In China, where it costs nearly 50% less to produce a semiconductor than it does in the U.S., the government is spending $150 billion on increasing its chip production. That’s nearly triple the investment under the CHIPS Act.
Some fear that the U.S. bid to spur more domestic manufacturing will lead to a glut of chips flooding the market. That would result in falling prices and negative or zero revenue growth.
The revenue of the top 10 semiconductor firms, including Intel and Samsung, declined by 12% in 2019 because of oversupply, according to Gartner’s research.
The potential for overcapacity is on the horizon as auto and smartphone makers slashed inventory amid sluggish sales.
“You have to solve this problem in a systematic manner,” Mr. Gupta said. “You don’t have to go with political sentiment.”
On Thursday, U.S.-based Intel Corp. announced it will spend $7.1 billion to build a massive packaging and testing facility in Malaysia, bucking the administration’s call for more domestic manufacturing.
The $7.1 billion is part of Intel’s overall $30 billion investment in Malaysia, which will include a sprawling complex that will build chips for industries ranging from cars to computers.
Mr. Gratz said the U.S. needs to stop its reliance on Asian countries for semiconductor chips.
South Korea and Taiwan are the world’s two chipmaking powerhouses, combining for roughly 43% of the global market, according to the SIA. However, both nations have global threats looming that could lead to instability. South Korea has repeated conflict with North Korea, while fears persist of a full Chinese invasion of Taiwan.
“In the long term, [the CHIPS Act] is probably beneficial for us because two countries that have the lion’s shares of the market are Taiwan and South Korea,” Mr. Gratz said. “By investing domestically, it is going to give us more of a cushion if there is a geopolitical shakeup.”
Instead of ramping up domestic production, Mr. Gratz said, companies should be investing in new technologies to use alternate chips.
That strategy would pay off for the auto industry, which has been devastated by the chip shortage.

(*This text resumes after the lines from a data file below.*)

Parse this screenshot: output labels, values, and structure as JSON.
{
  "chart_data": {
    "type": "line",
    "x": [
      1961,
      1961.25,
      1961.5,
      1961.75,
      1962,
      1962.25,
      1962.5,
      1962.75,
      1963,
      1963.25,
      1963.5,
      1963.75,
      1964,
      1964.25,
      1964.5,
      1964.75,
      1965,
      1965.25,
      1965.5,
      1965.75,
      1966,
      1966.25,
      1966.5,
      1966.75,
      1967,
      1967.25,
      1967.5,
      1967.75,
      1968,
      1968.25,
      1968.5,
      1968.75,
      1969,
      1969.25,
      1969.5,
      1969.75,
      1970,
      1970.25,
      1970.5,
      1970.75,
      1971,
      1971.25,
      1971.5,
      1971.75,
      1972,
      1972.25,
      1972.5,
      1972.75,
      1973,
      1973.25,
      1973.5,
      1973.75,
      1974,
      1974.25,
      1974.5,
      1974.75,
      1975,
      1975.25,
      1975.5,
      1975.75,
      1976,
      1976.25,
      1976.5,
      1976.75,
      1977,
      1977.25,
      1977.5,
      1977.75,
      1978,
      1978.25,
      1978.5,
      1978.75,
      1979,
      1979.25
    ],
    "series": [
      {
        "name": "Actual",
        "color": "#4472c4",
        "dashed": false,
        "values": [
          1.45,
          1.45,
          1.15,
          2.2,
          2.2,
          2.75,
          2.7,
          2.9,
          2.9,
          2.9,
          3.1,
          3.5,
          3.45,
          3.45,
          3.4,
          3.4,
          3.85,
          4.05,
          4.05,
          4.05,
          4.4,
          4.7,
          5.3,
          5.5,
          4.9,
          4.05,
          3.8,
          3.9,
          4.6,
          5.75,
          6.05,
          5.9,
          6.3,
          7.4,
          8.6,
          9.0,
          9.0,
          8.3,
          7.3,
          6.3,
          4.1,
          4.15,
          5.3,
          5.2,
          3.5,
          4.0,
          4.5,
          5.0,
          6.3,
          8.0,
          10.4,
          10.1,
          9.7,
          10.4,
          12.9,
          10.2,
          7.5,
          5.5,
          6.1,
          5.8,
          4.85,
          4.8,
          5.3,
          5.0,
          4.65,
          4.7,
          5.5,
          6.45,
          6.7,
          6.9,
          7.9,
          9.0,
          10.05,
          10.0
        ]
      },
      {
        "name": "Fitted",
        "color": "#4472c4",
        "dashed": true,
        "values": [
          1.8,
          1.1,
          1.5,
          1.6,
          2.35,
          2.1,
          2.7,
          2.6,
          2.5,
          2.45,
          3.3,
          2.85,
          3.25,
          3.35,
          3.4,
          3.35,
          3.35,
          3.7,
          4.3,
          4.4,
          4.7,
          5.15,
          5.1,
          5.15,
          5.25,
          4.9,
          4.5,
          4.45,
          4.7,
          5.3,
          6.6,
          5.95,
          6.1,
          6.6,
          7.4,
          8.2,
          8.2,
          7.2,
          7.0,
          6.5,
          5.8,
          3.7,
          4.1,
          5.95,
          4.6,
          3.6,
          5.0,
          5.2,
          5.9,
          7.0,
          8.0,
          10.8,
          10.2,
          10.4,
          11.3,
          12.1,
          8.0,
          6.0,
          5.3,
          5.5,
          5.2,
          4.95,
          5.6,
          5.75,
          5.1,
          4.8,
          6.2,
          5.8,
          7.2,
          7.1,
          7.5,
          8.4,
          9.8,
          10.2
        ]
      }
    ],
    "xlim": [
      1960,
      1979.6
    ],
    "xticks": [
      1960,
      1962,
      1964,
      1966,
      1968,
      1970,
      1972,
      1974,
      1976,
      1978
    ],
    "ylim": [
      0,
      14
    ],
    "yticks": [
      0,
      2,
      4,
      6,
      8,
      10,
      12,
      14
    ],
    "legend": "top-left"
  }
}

Automaker Tesla has survived the chip nightmare by developing its own semiconductors and changing its software to use fewer chips.
While the chip shortage is expected to cost the global automotive industry $210 billion in revenue this year, Tesla has weathered the storm with a string of profitable quarters and a growing business.
“What Tesla did was very impressive,” Mr. Gratz said. “They were very flexible with respect to retooling and spent a lot more on software so they can use different processors into their cars.”
Tesla’s technology investment enabled it to grow production while other automakers were forced to halt or even shut down production because of the chip shortage.
Toyota cut production targets in the U.S. and overseas by 15% last month, while Ford announced this summer that it has 70,000 partially built cars awaiting semiconductor chips. Ford did not respond to repeated requests for comments to learn how many, if any, of the cars have been completed.
Other manufacturers are looking into technological investments. General Motors said it will work with chip manufacturers to develop devices that combine several functions previously controlled by chips.
Still, other automakers like Ford are seeking partnerships with semiconductor companies to give them more control over both the supply and design of the chips.